Parable of the Sower
- aolundsmith
- Jul 11, 2020
- 3 min read

Parable of the Sower by Octavia Butler
The best shorthand for how I felt about Octavia Butler’s Parable of the Sower is that I recommended it to everyone I knew who hadn’t already read it the moment I finished the book. The novel is set in a future that was some thirty years distant at the time Butler was writing but which is now only a couple of years away. Skillfully written in the form of journal entries, Parable has surely felt immediate and gripping for readers ever since its publication, but reading this book under Trump, under Covid-19 in the USA, under the suppression of an uprising against racism and racialized violence, made the reading experience all the more chilling, gripping, mind-blowing.
The author of the aforementioned journal entries is Lauren Olamina, a Black teenage girl who lives in a walled community with her father, a minister, who she reveres; her stepmother Cory; and her three brothers. Lauren’s birth mother died giving birth to her and, because she was addicted to the fictional drug Paracetco while pregnant, Lauren was born with hyperempathy, the often-debilitating ability to feel pain that she witnesses others experiencing. Rounding out the community are eleven other families, who all work together—despite their differences of opinion, behavior, morality, and race—to grow and save food, stand guard around the community and defend it from attackers, and undertake other functions so often found in community: raising and educating children, worshiping together, and enjoying one another’s company through play, love, and family connection. Once a space that seemed a bastion of safety, Lauren is increasingly aware that her walled-off neighborhood is both threatened by the outside world and not even that separate from it: when Lauren leaves the neighborhood for shooting practice with her father, when her younger brother leaves to make his own way outside the walls, it becomes increasingly clear to her that the walls are only a superficial promise of security and stability, and she begins to prepare for surviving outside of them.
Just as critical to Lauren’s survival as her preparedness, her determination, and her ingenuity is her spirituality. Having discovered a vein of spiritual truth which she calls Earthseed, Lauren collects the wisdom she distills in her journal along with her reflections on the travails of day to day life. These verses, simply written but profound, communicate an ethos of connection to the earth, awareness that all that is perceived is merely temporary, that “God is change,” and that God, purpose, and the self can all be shaped by one’s own preparedness, determination, and will. Accompanying these spiritual truths is also Lauren’s sense of Earthseed’s “Destiny”—that people, Earthseed, are destined to take root among the stars. A literal message that humanity—or, at least, some of humanity—is destined to survive the ravaged earth and depart to a “new world” in the stars, this colonial message is largely unquestioned and uncomplicated in Parable of the Sower, and I look forward to seeing how this aspect of Earthseed is further addressed and hopefully problematized in the series’ second book, Parable of the Talents.

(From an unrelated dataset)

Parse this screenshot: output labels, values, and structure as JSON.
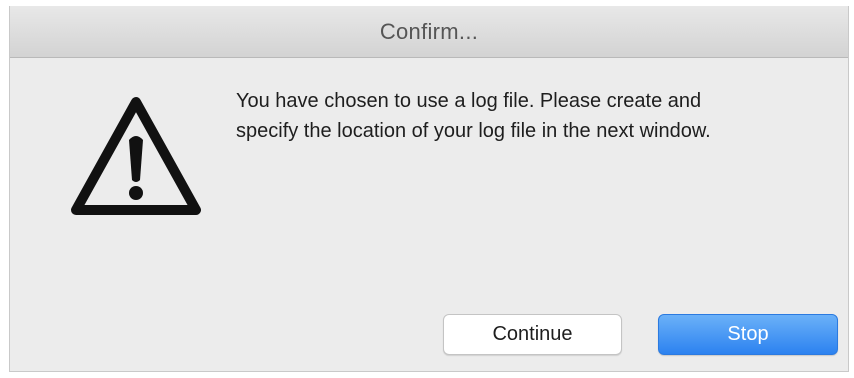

An utterly absorbing, challenging, mind-expanding novel, Parable of the Sower touched me right where I’m currently sitting, asking me, in concert with so much else that is happening around me, to stop taking for granted that the world as I know it will remain so. It challenged me to start preparing not only for the reality that the world will, profoundly, change, but for the reality that I can have a hand in shaping that change—that we all can.